Anion-trapping composite gel electrolyte for safer and more stable anode-free lithium-metal batteries

Lithium-metal battery advancement has been restricted due to increasing apprehensions about leakage-related safety issues and the unavoidable formation of dendrites connected with liquid electrolytes. Gel polymer electrolytes (GPEs) have the benefits of both solid polymer and liquid electrolytes and thus appear to be a more viable alternative in energy storage devices. Poly(vinylidene fluoride-co-hexafluoropropylene (PVDF-HFP)-based GPE is known for its high dielectric constant and wide potential window. Fluorinated polyimide (F-PI) has outstanding thermal and oxidative stability.
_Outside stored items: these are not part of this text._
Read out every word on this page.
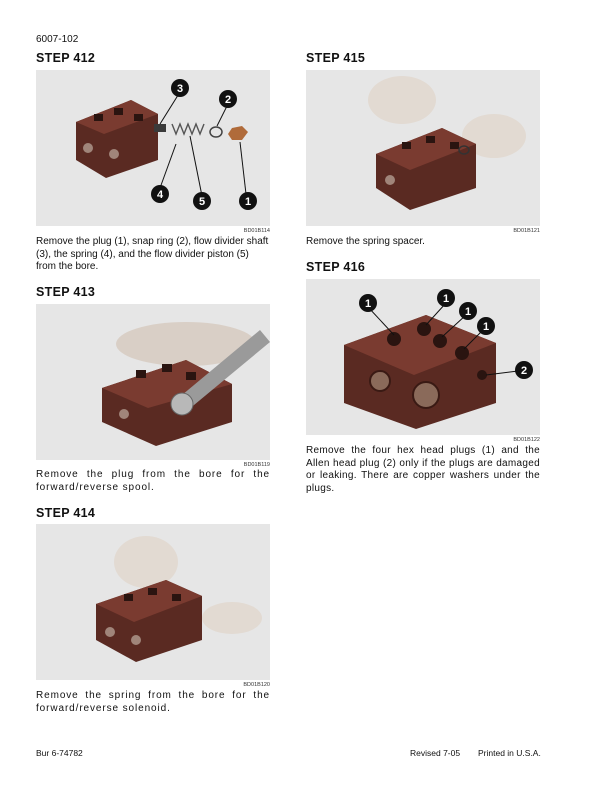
6007-102
STEP 412
3
2
1
4
5
BD01B114
Remove the plug (1), snap ring (2), flow divider shaft (3), the spring (4), and the flow divider piston (5) from the bore.
STEP 413
BD01B119
Remove the plug from the bore for the forward/reverse spool.
STEP 414
BD01B120
Remove the spring from the bore for the forward/reverse solenoid.
STEP 415
BD01B121
Remove the spring spacer.
STEP 416
1	1
1
1
2
BD01B122
Remove the four hex head plugs (1) and the Allen head plug (2) only if the plugs are damaged or leaking. There are copper washers under the plugs.
Bur 6-74782	Revised 7-05 Printed in U.S.A.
Herein, we prepare a composite GPE exhibiting a porous 3D cross-linked structure by combining these two polymers via thermal treatment, enabling H-bonding interaction between F-PI (N-H) and (-F) PVDF-HFP. Further, upon gelation, the amide bond (N-H moiety) in F-PI possesses unique anion-trapping (FSI-) by strong H-bonding interaction. This interaction restricts anion's dynamics, making them immobile and facilitating Li-ion transport. It improves the Li-ion kinetics and uniformity during the plating/stripping in an anode-free lithium metal battery (AFLMB) (Cu||NMC811). With a high Li+ transference number of 0.7, this GPE displays exceptional cycling stability with a retention of ∼ 70 % after 100 cycles.